Over the last couple years I have noticed a trend with my friends. Whether on social media or in person, it seems everyone is obsessed with being busy. And looking busy. And having so many plates in the air, they just can't help but let everyone know how busy they are. The busier, the better.
At first I almost envied this busy-ness. You see, I was just a married gal teaching school. We didn't have kids or many commitments outside of work. That meant my life must have been boring. I read gobs of books (my busy friends lamented about wishing they had time to read). I had more than enough time to work out every day after school (my busy friends either didn't, or couldn't, or would have to wake up in the 4s to do it). I took at least one nap every weekend (not my friends, they hadn't had a nap since college). I secretly longed for that busy, full schedule...I wanted to need some huge planner to organize my every day.
I moved back to my hometown and was able to spend more time with the friends I had been watching from afar, and I realized that busy is not better...AT LEAST NOT FOR ME. Lunch after lunch, I found myself having stop-and-go conversations with my friends (and family!) as they answered texts, read emails, and checked out Facebook notifications. It made me feel unimportant. It also made my life seem even more boring. I mean, I had no pressing texts or notifications that required my immediate attention!
And then I had a baby. A sweet, beautiful, blue-eyed bundle of love. With the first few blurry months of motherhood behind me, I looked up to take a breath and realized just how quickly this dream was going to happen.
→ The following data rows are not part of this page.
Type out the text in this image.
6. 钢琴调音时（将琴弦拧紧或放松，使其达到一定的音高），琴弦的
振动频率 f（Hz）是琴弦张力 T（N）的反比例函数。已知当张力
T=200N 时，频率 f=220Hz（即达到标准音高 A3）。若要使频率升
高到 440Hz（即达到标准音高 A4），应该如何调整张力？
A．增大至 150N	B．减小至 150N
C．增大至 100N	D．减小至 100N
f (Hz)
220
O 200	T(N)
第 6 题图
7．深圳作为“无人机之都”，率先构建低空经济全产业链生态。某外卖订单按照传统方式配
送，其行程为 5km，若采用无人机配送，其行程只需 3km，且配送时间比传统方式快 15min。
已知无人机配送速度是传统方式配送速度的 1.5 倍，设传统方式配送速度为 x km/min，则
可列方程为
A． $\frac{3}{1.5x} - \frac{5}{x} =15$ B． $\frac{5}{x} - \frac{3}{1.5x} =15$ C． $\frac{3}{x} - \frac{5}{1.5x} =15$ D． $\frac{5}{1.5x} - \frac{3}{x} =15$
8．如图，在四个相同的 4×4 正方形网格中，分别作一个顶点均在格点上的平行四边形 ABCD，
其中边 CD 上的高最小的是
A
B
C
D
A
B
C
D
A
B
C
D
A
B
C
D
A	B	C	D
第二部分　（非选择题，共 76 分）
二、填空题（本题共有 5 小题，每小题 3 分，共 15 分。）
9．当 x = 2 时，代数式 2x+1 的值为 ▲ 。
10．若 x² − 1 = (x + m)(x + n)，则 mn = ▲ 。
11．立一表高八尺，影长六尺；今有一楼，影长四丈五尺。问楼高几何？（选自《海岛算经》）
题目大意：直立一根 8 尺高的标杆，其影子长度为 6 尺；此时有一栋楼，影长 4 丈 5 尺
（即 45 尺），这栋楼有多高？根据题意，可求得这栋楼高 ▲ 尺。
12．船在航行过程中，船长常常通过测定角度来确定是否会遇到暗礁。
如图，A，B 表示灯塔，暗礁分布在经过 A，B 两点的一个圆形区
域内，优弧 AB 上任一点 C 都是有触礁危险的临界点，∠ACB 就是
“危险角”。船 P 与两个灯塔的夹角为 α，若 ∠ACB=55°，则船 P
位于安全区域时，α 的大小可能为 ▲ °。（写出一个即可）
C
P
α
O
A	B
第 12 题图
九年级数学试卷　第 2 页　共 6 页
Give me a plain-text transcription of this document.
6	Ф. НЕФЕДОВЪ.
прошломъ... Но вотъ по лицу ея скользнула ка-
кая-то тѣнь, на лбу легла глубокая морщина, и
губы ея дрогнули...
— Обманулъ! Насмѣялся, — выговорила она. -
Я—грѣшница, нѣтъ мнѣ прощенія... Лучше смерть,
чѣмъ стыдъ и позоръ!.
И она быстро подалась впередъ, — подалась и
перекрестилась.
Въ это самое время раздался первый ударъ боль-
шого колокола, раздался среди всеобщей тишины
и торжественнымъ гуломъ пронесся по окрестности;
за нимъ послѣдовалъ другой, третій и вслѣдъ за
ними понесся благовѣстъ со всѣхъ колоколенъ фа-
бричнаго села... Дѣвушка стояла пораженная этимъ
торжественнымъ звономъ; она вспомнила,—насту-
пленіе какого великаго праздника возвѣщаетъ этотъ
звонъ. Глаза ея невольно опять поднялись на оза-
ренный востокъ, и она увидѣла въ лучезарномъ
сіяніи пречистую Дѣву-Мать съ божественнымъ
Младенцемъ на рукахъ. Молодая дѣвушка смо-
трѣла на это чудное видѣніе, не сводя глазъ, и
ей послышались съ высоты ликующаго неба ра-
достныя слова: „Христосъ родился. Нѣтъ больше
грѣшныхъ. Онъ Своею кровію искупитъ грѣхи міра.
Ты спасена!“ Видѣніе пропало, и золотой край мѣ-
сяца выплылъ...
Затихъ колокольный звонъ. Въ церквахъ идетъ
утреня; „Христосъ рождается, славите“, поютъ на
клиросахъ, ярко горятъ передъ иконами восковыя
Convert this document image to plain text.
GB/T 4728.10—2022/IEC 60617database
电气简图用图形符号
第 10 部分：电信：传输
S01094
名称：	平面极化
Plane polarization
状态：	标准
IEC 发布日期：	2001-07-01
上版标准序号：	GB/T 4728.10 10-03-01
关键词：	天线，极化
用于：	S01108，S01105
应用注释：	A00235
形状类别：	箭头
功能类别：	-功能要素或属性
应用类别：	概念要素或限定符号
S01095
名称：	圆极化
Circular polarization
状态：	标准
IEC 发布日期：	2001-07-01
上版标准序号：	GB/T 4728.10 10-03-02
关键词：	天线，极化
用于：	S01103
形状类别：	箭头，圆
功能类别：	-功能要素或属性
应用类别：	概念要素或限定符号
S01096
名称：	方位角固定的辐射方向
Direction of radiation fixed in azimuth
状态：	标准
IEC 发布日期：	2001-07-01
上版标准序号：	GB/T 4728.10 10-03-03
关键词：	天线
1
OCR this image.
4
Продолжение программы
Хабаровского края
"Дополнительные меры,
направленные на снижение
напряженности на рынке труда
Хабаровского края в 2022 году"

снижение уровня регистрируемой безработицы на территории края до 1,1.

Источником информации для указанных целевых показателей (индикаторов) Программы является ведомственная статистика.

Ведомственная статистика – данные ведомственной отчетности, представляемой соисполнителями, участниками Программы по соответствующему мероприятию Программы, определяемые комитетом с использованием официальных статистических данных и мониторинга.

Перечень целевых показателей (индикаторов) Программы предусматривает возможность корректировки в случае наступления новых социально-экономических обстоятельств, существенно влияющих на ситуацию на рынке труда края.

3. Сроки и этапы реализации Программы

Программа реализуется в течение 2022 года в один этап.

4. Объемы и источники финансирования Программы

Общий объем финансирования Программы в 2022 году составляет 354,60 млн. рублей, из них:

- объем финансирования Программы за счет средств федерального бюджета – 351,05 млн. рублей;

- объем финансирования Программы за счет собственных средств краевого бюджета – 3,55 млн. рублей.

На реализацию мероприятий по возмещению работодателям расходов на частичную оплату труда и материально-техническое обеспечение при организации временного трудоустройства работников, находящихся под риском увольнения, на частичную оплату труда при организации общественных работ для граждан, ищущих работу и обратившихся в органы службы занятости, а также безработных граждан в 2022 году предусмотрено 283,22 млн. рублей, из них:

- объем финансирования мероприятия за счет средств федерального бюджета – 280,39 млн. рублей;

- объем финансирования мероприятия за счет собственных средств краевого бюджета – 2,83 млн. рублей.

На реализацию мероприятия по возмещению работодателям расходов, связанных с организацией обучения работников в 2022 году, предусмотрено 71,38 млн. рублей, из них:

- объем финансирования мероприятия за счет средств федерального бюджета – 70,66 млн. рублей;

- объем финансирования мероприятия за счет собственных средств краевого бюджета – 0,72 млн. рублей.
I felt like I turned around and little Will was a month old, then two. Then five. What?! And all of the sudden, I didn't want to be busy. I just wanted to savor time with him and my husband.
I know there is no way to slow down time, but I can be more intentional with every single second God gives me with my sweet boys. If I focus on each moment we have together, I will be able to look back and have no regrets of missing out on anything.
That is where this journey of living with intention begins.